Jessica Jones #11 continues the unraveling of her newest case and reveals the information she got from Maria Hill’s father in the last issue. The majority of this issue is a definite departure from the normal Jessica Jones format; however, it is both fun and thematically on point. It will be particularly pleasing to long time Marvel fans, but there is plenty to enjoy for the newer fans as well.

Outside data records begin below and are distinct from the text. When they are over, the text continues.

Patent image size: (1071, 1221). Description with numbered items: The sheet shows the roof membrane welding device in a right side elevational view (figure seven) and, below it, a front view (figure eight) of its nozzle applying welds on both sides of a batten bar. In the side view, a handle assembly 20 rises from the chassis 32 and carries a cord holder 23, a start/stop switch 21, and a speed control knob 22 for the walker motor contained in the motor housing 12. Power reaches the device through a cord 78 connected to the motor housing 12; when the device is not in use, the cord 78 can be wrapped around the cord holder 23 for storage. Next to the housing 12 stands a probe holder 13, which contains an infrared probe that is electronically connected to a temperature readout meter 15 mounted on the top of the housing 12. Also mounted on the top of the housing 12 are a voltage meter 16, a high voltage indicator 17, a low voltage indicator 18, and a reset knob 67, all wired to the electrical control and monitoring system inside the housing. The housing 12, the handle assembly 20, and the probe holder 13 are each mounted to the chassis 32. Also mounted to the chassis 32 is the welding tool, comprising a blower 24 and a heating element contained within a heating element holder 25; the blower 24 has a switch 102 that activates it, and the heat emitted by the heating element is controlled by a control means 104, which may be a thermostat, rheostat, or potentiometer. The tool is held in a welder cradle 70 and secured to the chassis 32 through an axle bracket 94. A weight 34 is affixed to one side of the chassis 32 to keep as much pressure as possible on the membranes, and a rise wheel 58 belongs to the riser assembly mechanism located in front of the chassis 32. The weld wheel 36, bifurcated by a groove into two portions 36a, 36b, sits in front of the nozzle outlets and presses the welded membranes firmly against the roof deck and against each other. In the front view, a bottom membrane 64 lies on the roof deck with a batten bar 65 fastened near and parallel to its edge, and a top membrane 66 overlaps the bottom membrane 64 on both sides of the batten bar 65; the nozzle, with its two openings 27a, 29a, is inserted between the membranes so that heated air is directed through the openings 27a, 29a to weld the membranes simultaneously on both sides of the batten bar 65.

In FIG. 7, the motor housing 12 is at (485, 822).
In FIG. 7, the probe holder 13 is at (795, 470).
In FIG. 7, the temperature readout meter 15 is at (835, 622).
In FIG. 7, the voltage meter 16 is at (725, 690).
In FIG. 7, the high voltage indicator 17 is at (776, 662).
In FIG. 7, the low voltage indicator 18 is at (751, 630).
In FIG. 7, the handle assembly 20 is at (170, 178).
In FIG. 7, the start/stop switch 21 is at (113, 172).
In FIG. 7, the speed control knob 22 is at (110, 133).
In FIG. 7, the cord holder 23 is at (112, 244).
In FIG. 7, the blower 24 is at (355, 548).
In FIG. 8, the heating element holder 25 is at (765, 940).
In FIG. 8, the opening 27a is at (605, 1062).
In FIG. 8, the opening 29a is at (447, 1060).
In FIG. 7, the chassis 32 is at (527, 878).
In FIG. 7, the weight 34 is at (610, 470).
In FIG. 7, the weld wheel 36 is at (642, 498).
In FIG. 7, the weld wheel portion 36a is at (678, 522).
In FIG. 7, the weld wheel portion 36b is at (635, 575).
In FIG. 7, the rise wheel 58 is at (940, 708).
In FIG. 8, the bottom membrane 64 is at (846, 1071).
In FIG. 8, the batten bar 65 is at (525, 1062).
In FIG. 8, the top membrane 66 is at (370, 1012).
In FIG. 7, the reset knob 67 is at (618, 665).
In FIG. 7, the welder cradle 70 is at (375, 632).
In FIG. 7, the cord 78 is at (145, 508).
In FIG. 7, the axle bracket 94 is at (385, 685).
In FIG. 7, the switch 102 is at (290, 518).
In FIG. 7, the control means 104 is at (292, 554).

The issue starts out like a classic Jessica Jones story including typical the art style and the dialogue as well as the presence of embodiment, such as when Jones asks Hill to pee in a cup for her, and a lack of interpersonal skills, such as when Jones is unable to bond with Hill’s father because they are both parents. As soon as Hill begins reading the Mission Failure Report Jones brought her, the issue transforms into an issue within an issue titled Maria Hill, Agent of S.H.I.E.L.D. “The Breakout!” This section has Silver Age aesthetics complete with Stan Lee like alliterative nick name filled credit lines and Nick Fury once again being depicted as a white guy. It is essentially a flash back to the incident and the review of it. The paneling starts out fairly standard, but when the rescue goes sideways, the entire page follows suit. This is the major highlight of the issue as a whole and draws attention to the shift in perception that trauma can cause. Trauma is indeed a theme extensively covered in storylines featuring Jessica Jones, so it does not feel thematically disjunctive. An interesting thing to note is that the report is damaging to all that know of it and the reader is now placed in the same position as the characters in the story now that we know the contents of it as well.
Despite his “Seldom-Surpassed Scripting,” Brian Michael Bendis isn’t at his strongest here. There are a couple of moments that feel forced or unnecessarily vulgar and not all the lines have a clear pattern of delivery. I did love the line about Jones deserving some ice cream though. I am continuously impressed with the way that Michael Gaydos delivers the original look of Alias, but Javier Pulido steals the show in this issue. The splash page especially feels like it could have come right out of the Silver Age. Also, Pulido’s depiction of the Hydra turned Commander Reynolds is deliciously unnerving.
In the end, the best parts of the issue only tangentially include Jessica Jones. Maria Hill really takes over and, while that is not terrible, it may not be what every reader was hoping for. That said, there is a lot to like and I think that the inclusion of “The Breakout!” was a refreshing experiment that paid off. If you love Maria Hill, or Silver Age Marvel, make sure you pick this one up. Four Stars!